Album Review: Arcade Fire, "Neon Bible" (Merge)
"Neon Bible," the ominous dream of a second album from Arcade Fire , links its dark themes through such swift and driving music, it's hard to know whether to dance or cry.
It's probably meant to inspire both. When the crowded, now seven-member group from Montreal crashed into indie-rock stardom in 2004, they played song after song about death and loss. But the music was performed with ridiculous joy: all band members jumped, climbed into the rafters, walked out through the audience, used any objects possible (including each other) as instruments, and most notably sang--miked or not--like their bodies couldn't hold the sound in. It was much less "Funeral"--the name of that first album--than all out, old-fashioned revival.
So "Bible," at first, just feels like a natural extension. Here, still, are the full-band choruses, the gradual crescendos, the drama, all led by the potent vocals of core songwriter Win Butler, a towering singer in both stature and presence, and his soprano wife, Regine Chassagne. But there’s something new in this album, too. Full of instruments--accordion, pipe organ, hurdy-gurdy--that seem plucked from a haunted carnival, the songs share the big idea of religion in different, mostly faltering, levels of belief.
We have stories of violent seas, imagined heaven and fears of retribution: "Working for the Church while your family dies/You take what they give you/And you keep it inside," Butler scolds in "Intervention." In another, "Antichrist Television Blues," over hints of rockabilly, a man sees his only chance of salvation in getting his daughter to sing on TV.

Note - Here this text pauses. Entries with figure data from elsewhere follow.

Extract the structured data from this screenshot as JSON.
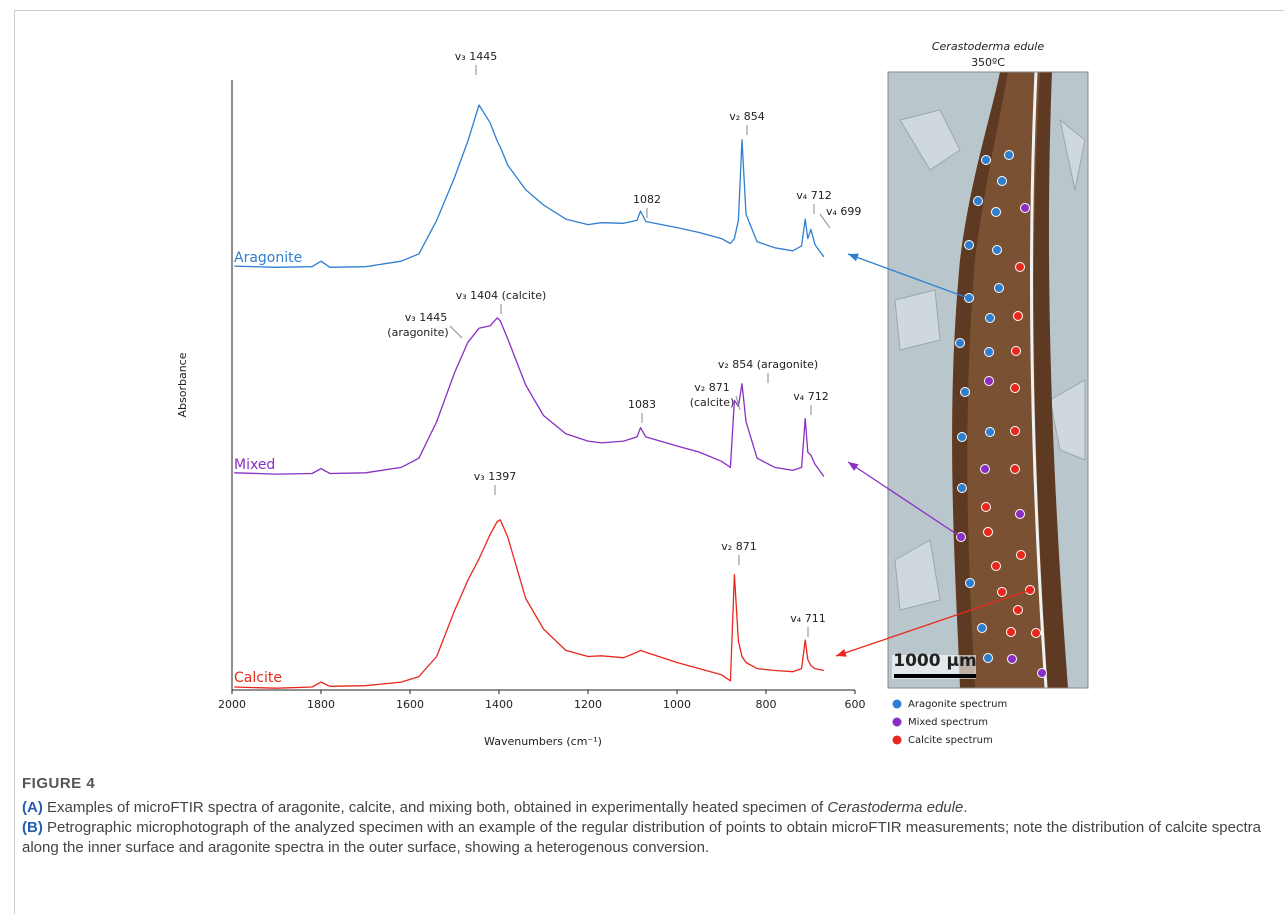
{
  "chart_data": {
    "type": "line",
    "xlabel": "Wavenumbers (cm⁻¹)",
    "ylabel": "Absorbance",
    "x": [
      1995,
      1900,
      1820,
      1800,
      1780,
      1700,
      1620,
      1580,
      1540,
      1500,
      1470,
      1445,
      1420,
      1404,
      1397,
      1380,
      1340,
      1300,
      1250,
      1200,
      1170,
      1120,
      1090,
      1082,
      1070,
      1000,
      950,
      900,
      880,
      871,
      862,
      854,
      845,
      820,
      780,
      740,
      720,
      712,
      706,
      699,
      690,
      670
    ],
    "xlim": [
      2000,
      600
    ],
    "xticks": [
      2000,
      1800,
      1600,
      1400,
      1200,
      1000,
      800,
      600
    ],
    "ylim": [
      0,
      100
    ],
    "series": [
      {
        "name": "Aragonite",
        "color": "#2f7fd0",
        "values": [
          69.5,
          69.3,
          69.4,
          70.3,
          69.3,
          69.4,
          70.3,
          71.5,
          77,
          84,
          90,
          95.9,
          93,
          90,
          89,
          86,
          82,
          79.5,
          77.2,
          76.3,
          76.6,
          76.5,
          77,
          78.5,
          76.8,
          75.8,
          75,
          74,
          73.2,
          74,
          77,
          90.2,
          78,
          73.5,
          72.5,
          72,
          72.8,
          77.2,
          74,
          75.5,
          73,
          71
        ]
      },
      {
        "name": "Mixed",
        "color": "#8a2fc4",
        "values": [
          35.6,
          35.4,
          35.5,
          36.3,
          35.5,
          35.6,
          36.5,
          38,
          44,
          52,
          57,
          59.3,
          59.7,
          61,
          60.5,
          57.5,
          50,
          45,
          42,
          40.8,
          40.5,
          40.8,
          41.5,
          43,
          41.5,
          40,
          39,
          37.5,
          36.5,
          47.5,
          46.5,
          50.2,
          44,
          38,
          36.5,
          36,
          36.5,
          44.5,
          39,
          38.5,
          37,
          35
        ]
      },
      {
        "name": "Calcite",
        "color": "#e8281e",
        "values": [
          0.5,
          0.3,
          0.5,
          1.3,
          0.6,
          0.7,
          1.3,
          2.2,
          5.5,
          13,
          18,
          21.5,
          25.5,
          27.6,
          27.9,
          25,
          15,
          10,
          6.5,
          5.5,
          5.6,
          5.3,
          6.2,
          6.5,
          6.2,
          4.5,
          3.5,
          2.5,
          1.5,
          18.9,
          8,
          5.5,
          4.5,
          3.5,
          3.2,
          3,
          3.5,
          8.2,
          5,
          4,
          3.5,
          3.2
        ]
      }
    ],
    "annotations": [
      "v₃ 1445",
      "1082",
      "v₂ 854",
      "v₄ 712",
      "v₄ 699",
      "v₃ 1404 (calcite)",
      "v₃ 1445",
      "(aragonite)",
      "1083",
      "v₂ 871",
      "(calcite)",
      "v₂ 854 (aragonite)",
      "v₄ 712",
      "v₃ 1397",
      "v₂ 871",
      "v₄ 711"
    ]
  },
  "figure": {
    "micrograph": {
      "title": "Cerastoderma edule",
      "subtitle": "350ºC",
      "scale_bar": "1000 µm",
      "legend": [
        {
          "label": "Aragonite spectrum",
          "color": "#2f7fd0"
        },
        {
          "label": "Mixed spectrum",
          "color": "#8a2fc4"
        },
        {
          "label": "Calcite spectrum",
          "color": "#e8281e"
        }
      ]
    },
    "caption": {
      "label": "FIGURE 4",
      "a_marker": "(A)",
      "a_text": " Examples of microFTIR spectra of aragonite, calcite, and mixing both, obtained in experimentally heated specimen of ",
      "a_species": "Cerastoderma edule",
      "a_end": ".",
      "b_marker": "(B)",
      "b_text": " Petrographic microphotograph of the analyzed specimen with an example of the regular distribution of points to obtain microFTIR measurements; note the distribution of calcite spectra along the inner surface and aragonite spectra in the outer surface, showing a heterogenous conversion."
    }
  }
}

Yet they somehow make all this bleakness enticing. "Keep the Car Running," with its road-song beat and screaming strings, is immediately addictive; "Black Mirror" sweeps up into pop-symphonic grandeur; and "No Cars Go" is a charging, jump-up-and-down anthem for anyone trying to escape something. As Butler almost whispers in the title song, in the world of this album, there may not be "much chance of survival," but there will be much rollicking, in-unison shouting and singing our godless hearts out before it all falls apart.